Selasa, 12 Juli 2016

Pulang

Dok.internet

Oleh: Bima Mulya Perdana
Pagi ini, aku kembali ke aktifitas kantor seperti biasa. Bahkan dengan perasaan biasa. Aku tidak merasakan bagaimana hangatnya suasana lebaran. Tapi, aku tetap masih bersemangat kerja dan masuk hari ini.

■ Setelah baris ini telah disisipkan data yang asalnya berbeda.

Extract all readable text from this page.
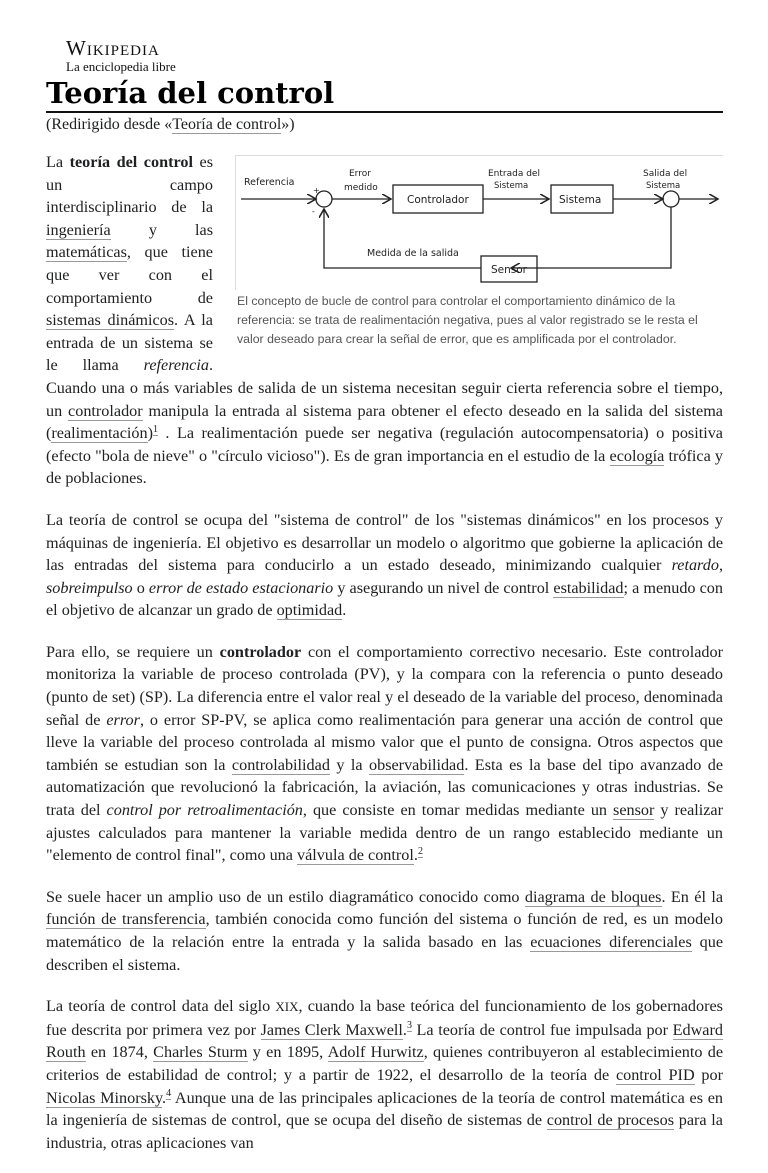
Wikipedia
La enciclopedia libre
Teoría del control
(Redirigido desde «Teoría de control»)
Referencia
+
-
Error
medido
Entrada del
Sistema
Salida del
Sistema
Controlador	Sistema
Sensor
Medida de la salida
El concepto de bucle de control para controlar el comportamiento dinámico de la referencia: se trata de realimentación negativa, pues al valor registrado se le resta el valor deseado para crear la señal de error, que es amplificada por el controlador.

La teoría del control es un campo interdisciplinario de la ingeniería y las matemáticas, que tiene que ver con el comportamiento de sistemas dinámicos. A la entrada de un sistema se le llama referencia. Cuando una o más variables de salida de un sistema necesitan seguir cierta referencia sobre el tiempo, un controlador manipula la entrada al sistema para obtener el efecto deseado en la salida del sistema (realimentación)$^1$ . La realimentación puede ser negativa (regulación autocompensatoria) o positiva (efecto "bola de nieve" o "círculo vicioso"). Es de gran importancia en el estudio de la ecología trófica y de poblaciones.

La teoría de control se ocupa del "sistema de control" de los "sistemas dinámicos" en los procesos y máquinas de ingeniería. El objetivo es desarrollar un modelo o algoritmo que gobierne la aplicación de las entradas del sistema para conducirlo a un estado deseado, minimizando cualquier retardo, sobreimpulso o error de estado estacionario y asegurando un nivel de control estabilidad; a menudo con el objetivo de alcanzar un grado de optimidad.

Para ello, se requiere un controlador con el comportamiento correctivo necesario. Este controlador monitoriza la variable de proceso controlada (PV), y la compara con la referencia o punto deseado (punto de set) (SP). La diferencia entre el valor real y el deseado de la variable del proceso, denominada señal de error, o error SP-PV, se aplica como realimentación para generar una acción de control que lleve la variable del proceso controlada al mismo valor que el punto de consigna. Otros aspectos que también se estudian son la controlabilidad y la observabilidad. Esta es la base del tipo avanzado de automatización que revolucionó la fabricación, la aviación, las comunicaciones y otras industrias. Se trata del control por retroalimentación, que consiste en tomar medidas mediante un sensor y realizar ajustes calculados para mantener la variable medida dentro de un rango establecido mediante un "elemento de control final", como una válvula de control.$^2$

Se suele hacer un amplio uso de un estilo diagramático conocido como diagrama de bloques. En él la función de transferencia, también conocida como función del sistema o función de red, es un modelo matemático de la relación entre la entrada y la salida basado en las ecuaciones diferenciales que describen el sistema.

La teoría de control data del siglo XIX, cuando la base teórica del funcionamiento de los gobernadores fue descrita por primera vez por James Clerk Maxwell.$^3$ La teoría de control fue impulsada por Edward Routh en 1874, Charles Sturm y en 1895, Adolf Hurwitz, quienes contribuyeron al establecimiento de criterios de estabilidad de control; y a partir de 1922, el desarrollo de la teoría de control PID por Nicolas Minorsky.$^4$ Aunque una de las principales aplicaciones de la teoría de control matemática es en la ingeniería de sistemas de control, que se ocupa del diseño de sistemas de control de procesos para la industria, otras aplicaciones van
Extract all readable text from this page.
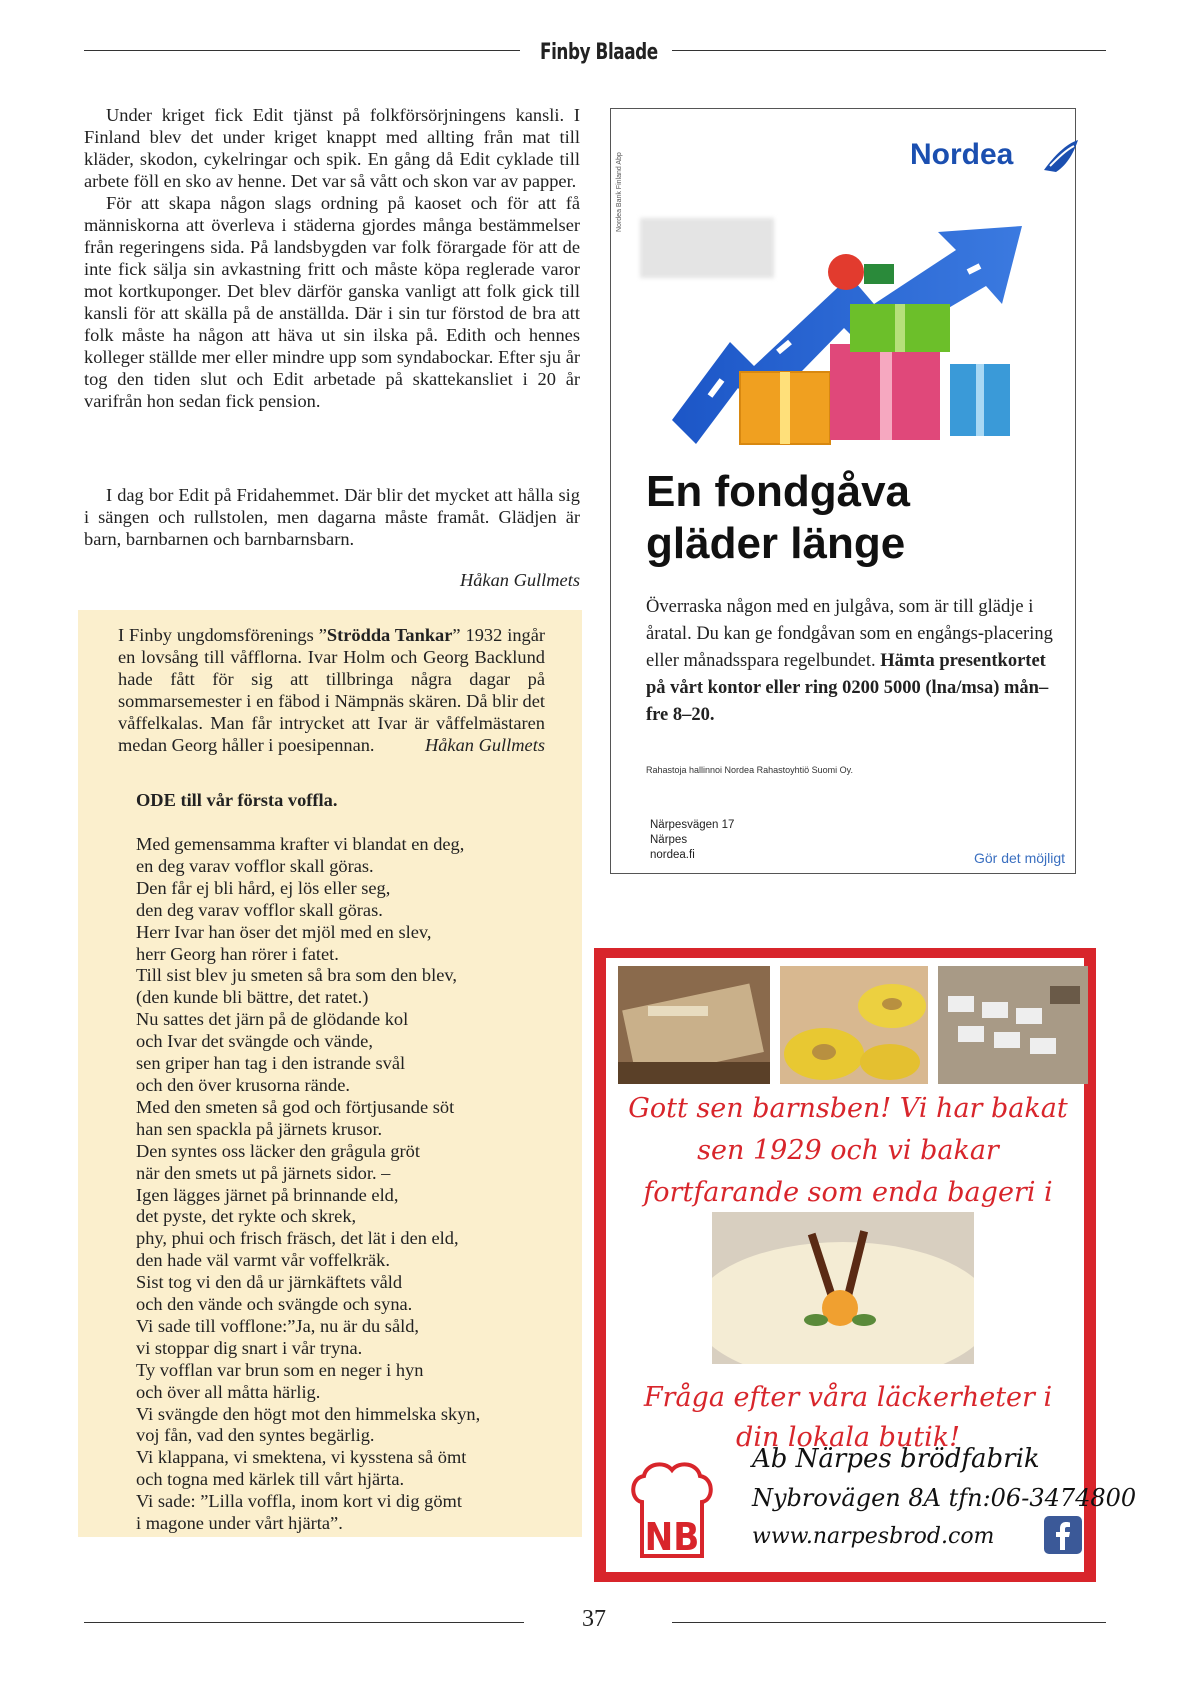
Finby Blaade

Under kriget fick Edit tjänst på folkförsörjningens kansli. I Finland blev det under kriget knappt med allting från mat till kläder, skodon, cykelringar och spik. En gång då Edit cyklade till arbete föll en sko av henne. Det var så vått och skon var av papper.

För att skapa någon slags ordning på kaoset och för att få människorna att överleva i städerna gjordes många bestämmelser från regeringens sida. På landsbygden var folk förargade för att de inte fick sälja sin avkastning fritt och måste köpa reglerade varor mot kortkuponger. Det blev därför ganska vanligt att folk gick till kansli för att skälla på de anställda. Där i sin tur förstod de bra att folk måste ha någon att häva ut sin ilska på. Edith och hennes kolleger ställde mer eller mindre upp som syndabockar. Efter sju år tog den tiden slut och Edit arbetade på skattekansliet i 20 år varifrån hon sedan fick pension.

I dag bor Edit på Fridahemmet. Där blir det mycket att hålla sig i sängen och rullstolen, men dagarna måste framåt. Glädjen är barn, barnbarnen och barnbarnsbarn.

Håkan Gullmets
I Finby ungdomsförenings ”Strödda Tankar” 1932 ingår en lovsång till våfflorna. Ivar Holm och Georg Backlund hade fått för sig att tillbringa några dagar på sommarsemester i en fäbod i Nämpnäs skären. Då blir det våffelkalas. Man får intrycket att Ivar är våffelmästaren medan Georg håller i poesipennan.	Håkan Gullmets
ODE till vår första voffla.
Med gemensamma krafter vi blandat en deg,
en deg varav vofflor skall göras.
Den får ej bli hård, ej lös eller seg,
den deg varav vofflor skall göras.
Herr Ivar han öser det mjöl med en slev,
herr Georg han rörer i fatet.
Till sist blev ju smeten så bra som den blev,
(den kunde bli bättre, det ratet.)
Nu sattes det järn på de glödande kol
och Ivar det svängde och vände,
sen griper han tag i den istrande svål
och den över krusorna rände.
Med den smeten så god och förtjusande söt
han sen spackla på järnets krusor.
Den syntes oss läcker den grågula gröt
när den smets ut på järnets sidor. –
Igen lägges järnet på brinnande eld,
det pyste, det rykte och skrek,
phy, phui och frisch fräsch, det lät i den eld,
den hade väl varmt vår voffelkräk.
Sist tog vi den då ur järnkäftets våld
och den vände och svängde och syna.
Vi sade till vofflone:”Ja, nu är du såld,
vi stoppar dig snart i vår tryna.
Ty vofflan var brun som en neger i hyn
och över all måtta härlig.
Vi svängde den högt mot den himmelska skyn,
voj fån, vad den syntes begärlig.
Vi klappana, vi smektena, vi kysstena så ömt
och togna med kärlek till vårt hjärta.
Vi sade: ”Lilla voffla, inom kort vi dig gömt
i magone under vårt hjärta”.
Nordea Bank Finland Abp	Nordea
En fondgåva
gläder länge
Överraska någon med en julgåva, som är till glädje i åratal. Du kan ge fondgåvan som en engångs-placering eller månadsspara regelbundet. Hämta presentkortet på vårt kontor eller ring 0200 5000 (lna/msa) mån–fre 8–20.
Rahastoja hallinnoi Nordea Rahastoyhtiö Suomi Oy.
Närpesvägen 17
Närpes
nordea.fi	Gör det möjligt
Gott sen barnsben! Vi har bakat sen 1929 och vi bakar fortfarande som enda bageri i
Fråga efter våra läckerheter i din lokala butik!
NB
Ab Närpes brödfabrik
Nybrovägen 8A tfn:06-3474800
www.narpesbrod.com
37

“Pagi, Pak Sena” sapa sekretarisku. Aku tersenyum dan segera menanyai kabarnya. Dia cukup heboh menceritakan bagaimana mudik kali ini. Bahkan aku hanya tersenyum saat dia menyelesaikan ceritanya. Dia tahu aku akan selalu begini. Tapi, dia tidak tahu apa alasan yang tepat. Aku pun berlalu begitu saja setelah menanyakan jadwal pertemuan hari ini. Cukup banyak hal yang harus kuselesaikan hari ini. Apalagi, aku bekerja di kantor swasta. Tapi, aku tetap senang. Gaji disini lebih dari cukup untuk aku yang masih sendiri. Aku segera berkutat dengan komputer dan handphoneku. Aku menjawab semua pertanyaan bahkan complain-an para pelanggan.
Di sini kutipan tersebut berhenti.